VDJ Info 05/2018 vom 24.03.2018

VDJ Berlin-Brandenburg: Volksbegehren "Videoüberwachung" zielt auf ungebremste und uferlose Ton- und Videoüberwachung!

Der Gesetzesentwurf des Berliner "Aktionsbündnis für mehr Videoaufklärung und Datenschutz" ist verfassungswidrig. Die Bürgerinnen und Bürger können nicht mehr sicher sein, dass der Staat sie im öffentlichen Raum nicht abhört.

Die Regionalgruppe Berlin-Brandenburg der VDJ stellt in einer Erklärung vom 21.03.2018 fest, dass durch den Gesetzesentwurf dem Grundrechtsschutz des Einzelnen und dem Verhältnismäßigkeitsprinzip durch die weitreichende Überwachung aller Bürgerinnen und Bürger keine Bedeutung mehr beigemessen wird. Die Eingriffsrechte des Staates sind immer auf ein notwendiges Minimum zu reduzieren. Schon diesen rechtsstaatlichen Grundsatz ignoriert der Gesetzesentwurf. Auch werden die verschiedenen Gesetzeskompetenzen der Länder und des Bundes nicht beachtet.

Die VDJ fordert von den Abgeordneten und dem Berliner Senat, den Gesetzesentwurf und das rechtswidrige Ansinnen der Initiative zur unzulässigen Überwachung und Grundrechtsverletzung zurückzuweisen.

www.vdj.de/mitteilungen/nachrichten/nachricht/volksbegehren-videoueberwachung-zielt-auf-ungebremste-und-uferlose-ton-und-videoueberwachung/

DMIR: "Rassistischen Äußerungen entgegentreten"

Hendrik Cremer, Wissenschaftlicher Mitarbeiter des Deutschen Instituts für Menschenrechte, erläutert anlässlich des Internationalen Tages gegen Rassismus am 21. März im Interview, warum der Kampf gegen Rassismus elementar für unsere plurale und vielfältige Gesellschaft ist.

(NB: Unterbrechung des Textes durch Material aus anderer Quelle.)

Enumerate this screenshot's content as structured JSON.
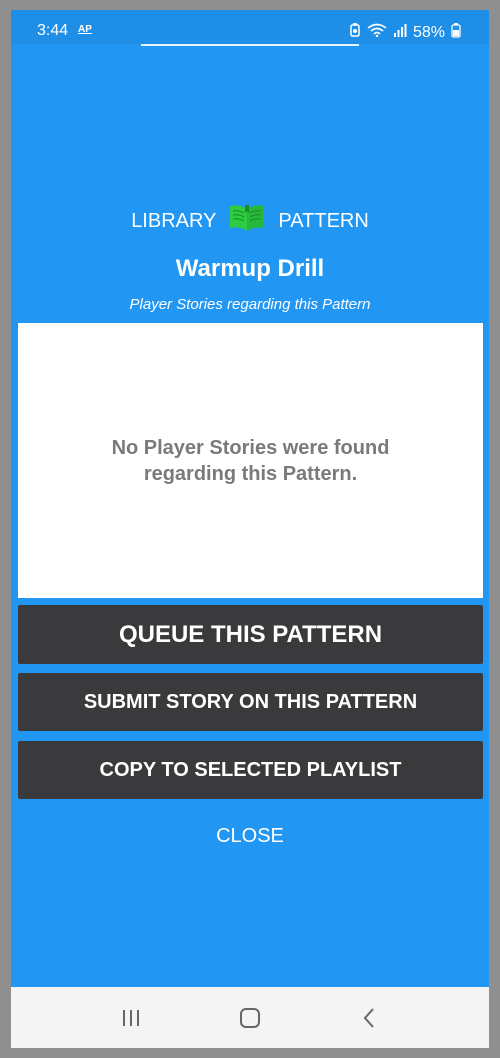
{
  "status_bar": {
    "time": "3:44",
    "ap_badge": "AP",
    "battery": "58%"
  },
  "header": {
    "left_label": "LIBRARY",
    "right_label": "PATTERN",
    "book_icon_color": "#2ecc40",
    "title": "Warmup Drill",
    "subtitle": "Player Stories regarding this Pattern"
  },
  "stories": {
    "empty_message": "No Player Stories were found regarding this Pattern."
  },
  "actions": {
    "queue_label": "QUEUE THIS PATTERN",
    "submit_label": "SUBMIT STORY ON THIS PATTERN",
    "copy_label": "COPY TO SELECTED PLAYLIST",
    "close_label": "CLOSE"
  },
  "colors": {
    "background": "#2196f3",
    "button": "#3a3a3c"
  }
}
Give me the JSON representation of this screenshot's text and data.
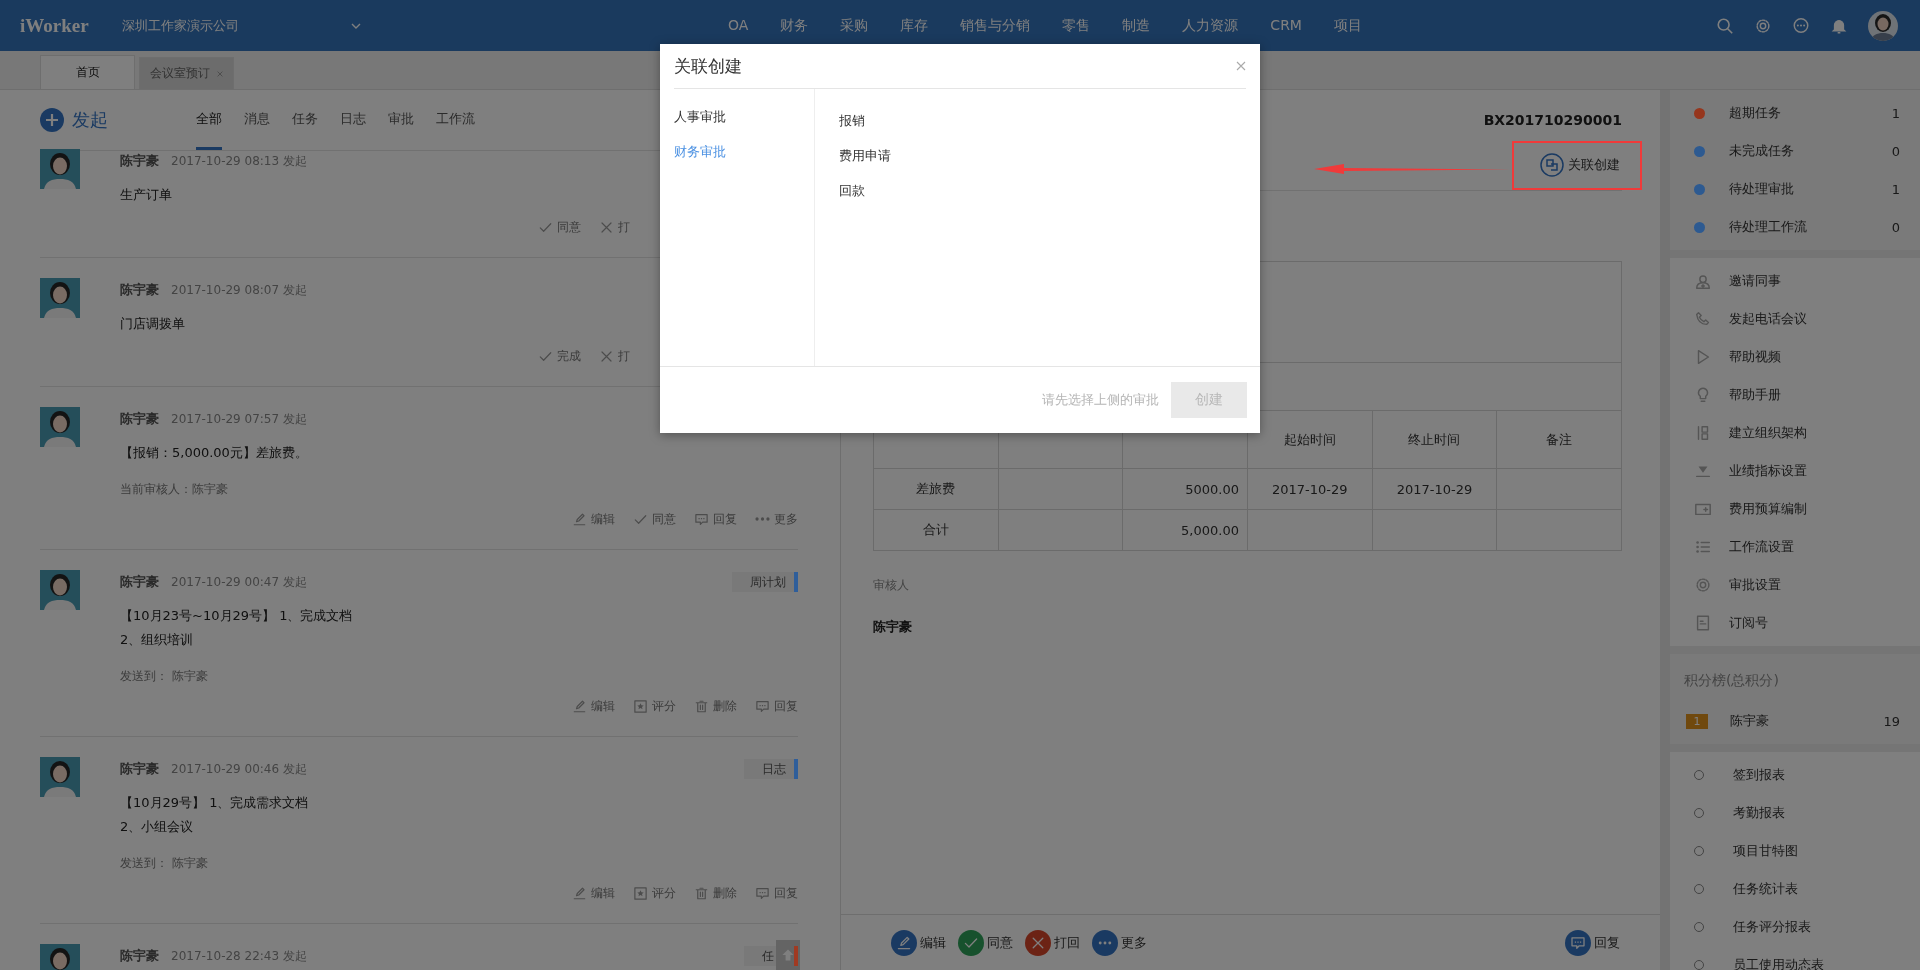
{
  "topbar": {
    "logo": "iWorker",
    "company": "深圳工作家演示公司",
    "nav": [
      "OA",
      "财务",
      "采购",
      "库存",
      "销售与分销",
      "零售",
      "制造",
      "人力资源",
      "CRM",
      "项目"
    ]
  },
  "page_tabs": [
    {
      "label": "首页",
      "selected": true,
      "closable": false
    },
    {
      "label": "会议室预订",
      "selected": false,
      "closable": true
    }
  ],
  "feed": {
    "new_button": "发起",
    "filters": [
      {
        "label": "全部",
        "selected": true
      },
      {
        "label": "消息",
        "selected": false
      },
      {
        "label": "任务",
        "selected": false
      },
      {
        "label": "日志",
        "selected": false
      },
      {
        "label": "审批",
        "selected": false
      },
      {
        "label": "工作流",
        "selected": false
      }
    ],
    "items": [
      {
        "name": "陈宇豪",
        "time": "2017-10-29 08:13 发起",
        "body": [
          "生产订单"
        ],
        "actions": [
          {
            "kind": "agree",
            "label": "同意"
          },
          {
            "kind": "reject",
            "label": "打"
          }
        ]
      },
      {
        "name": "陈宇豪",
        "time": "2017-10-29 08:07 发起",
        "body": [
          "门店调拨单"
        ],
        "actions": [
          {
            "kind": "complete",
            "label": "完成"
          },
          {
            "kind": "reject",
            "label": "打"
          }
        ]
      },
      {
        "name": "陈宇豪",
        "time": "2017-10-29 07:57 发起",
        "body": [
          "【报销：5,000.00元】差旅费。"
        ],
        "meta": "当前审核人：陈宇豪",
        "actions": [
          {
            "kind": "edit",
            "label": "编辑"
          },
          {
            "kind": "agree",
            "label": "同意"
          },
          {
            "kind": "reply",
            "label": "回复"
          },
          {
            "kind": "more",
            "label": "更多"
          }
        ]
      },
      {
        "name": "陈宇豪",
        "time": "2017-10-29 00:47 发起",
        "tag": {
          "label": "周计划",
          "color": "#2f5e9a"
        },
        "body": [
          "【10月23号~10月29号】 1、完成文档",
          "2、组织培训"
        ],
        "meta": "发送到： 陈宇豪",
        "actions": [
          {
            "kind": "edit",
            "label": "编辑"
          },
          {
            "kind": "rate",
            "label": "评分"
          },
          {
            "kind": "delete",
            "label": "删除"
          },
          {
            "kind": "reply",
            "label": "回复"
          }
        ]
      },
      {
        "name": "陈宇豪",
        "time": "2017-10-29 00:46 发起",
        "tag": {
          "label": "日志",
          "color": "#2f5e9a"
        },
        "body": [
          "【10月29号】 1、完成需求文档",
          "2、小组会议"
        ],
        "meta": "发送到： 陈宇豪",
        "actions": [
          {
            "kind": "edit",
            "label": "编辑"
          },
          {
            "kind": "rate",
            "label": "评分"
          },
          {
            "kind": "delete",
            "label": "删除"
          },
          {
            "kind": "reply",
            "label": "回复"
          }
        ]
      },
      {
        "name": "陈宇豪",
        "time": "2017-10-28 22:43 发起",
        "tag": {
          "label": "任",
          "color": "#a03a22"
        }
      }
    ]
  },
  "detail": {
    "number": "BX201710290001",
    "link_button": "关联创建",
    "table": {
      "header": [
        "起始时间",
        "终止时间",
        "备注"
      ],
      "rows": [
        {
          "item": "差旅费",
          "amount": "5000.00",
          "start": "2017-10-29",
          "end": "2017-10-29"
        },
        {
          "item": "合计",
          "amount": "5,000.00"
        }
      ]
    },
    "reviewer_label": "审核人",
    "reviewer": "陈宇豪",
    "actions": [
      {
        "kind": "edit",
        "label": "编辑"
      },
      {
        "kind": "agree",
        "label": "同意"
      },
      {
        "kind": "reject",
        "label": "打回"
      },
      {
        "kind": "more",
        "label": "更多"
      }
    ],
    "reply": "回复"
  },
  "sidebar": {
    "counters": [
      {
        "label": "超期任务",
        "count": "1",
        "color": "#96361d"
      },
      {
        "label": "未完成任务",
        "count": "0",
        "color": "#2d5a91"
      },
      {
        "label": "待处理审批",
        "count": "1",
        "color": "#2d5a91"
      },
      {
        "label": "待处理工作流",
        "count": "0",
        "color": "#2d5a91"
      }
    ],
    "menu": [
      {
        "kind": "invite",
        "label": "邀请同事"
      },
      {
        "kind": "phone",
        "label": "发起电话会议"
      },
      {
        "kind": "video",
        "label": "帮助视频"
      },
      {
        "kind": "manual",
        "label": "帮助手册"
      },
      {
        "kind": "org",
        "label": "建立组织架构"
      },
      {
        "kind": "kpi",
        "label": "业绩指标设置"
      },
      {
        "kind": "budget",
        "label": "费用预算编制"
      },
      {
        "kind": "workflow",
        "label": "工作流设置"
      },
      {
        "kind": "settings",
        "label": "审批设置"
      },
      {
        "kind": "subscribe",
        "label": "订阅号"
      }
    ],
    "leaderboard": {
      "title": "积分榜(总积分)",
      "entries": [
        {
          "rank": "1",
          "name": "陈宇豪",
          "score": "19"
        }
      ]
    },
    "reports": [
      "签到报表",
      "考勤报表",
      "项目甘特图",
      "任务统计表",
      "任务评分报表",
      "员工使用动态表"
    ]
  },
  "modal": {
    "title": "关联创建",
    "categories": [
      {
        "label": "人事审批",
        "selected": false
      },
      {
        "label": "财务审批",
        "selected": true
      }
    ],
    "types": [
      "报销",
      "费用申请",
      "回款"
    ],
    "hint": "请先选择上侧的审批",
    "create_button": {
      "label": "创建",
      "disabled": true
    }
  }
}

Zur Situation in Deutschland merkt er an, dass "eine Verrohung der gesellschaftlichen Auseinandersetzung (zu beobachten sei) mit dem Ziel, die Grenzen des Sagbaren immer weiter zu verschieben und die Spaltung der Gesellschaft voranzutreiben. Die AfD fungiert hier quasi als Katalysator. Viele ihrer Funktionsträger in Partei und Fraktionen lassen kaum eine Gelegenheit verstreichen, um Feindbilder zu schaffen und Ängste und Verunsicherungen in der Bevölkerung zu verbreiten und auszunutzen, indem sie insbesondere Flüchtlinge und Muslime zu einer Bedrohung stilisieren. Dabei greifen sie regelmäßig zu einem Mittel, dass bei der Verbreitung rassistischer Positionen üblich ist: Sie beklagen den vermeintlichen Zwang zu 'politischer Korrektheit', um gleichzeitig zu rassistischen Verbalattacken auszuholen".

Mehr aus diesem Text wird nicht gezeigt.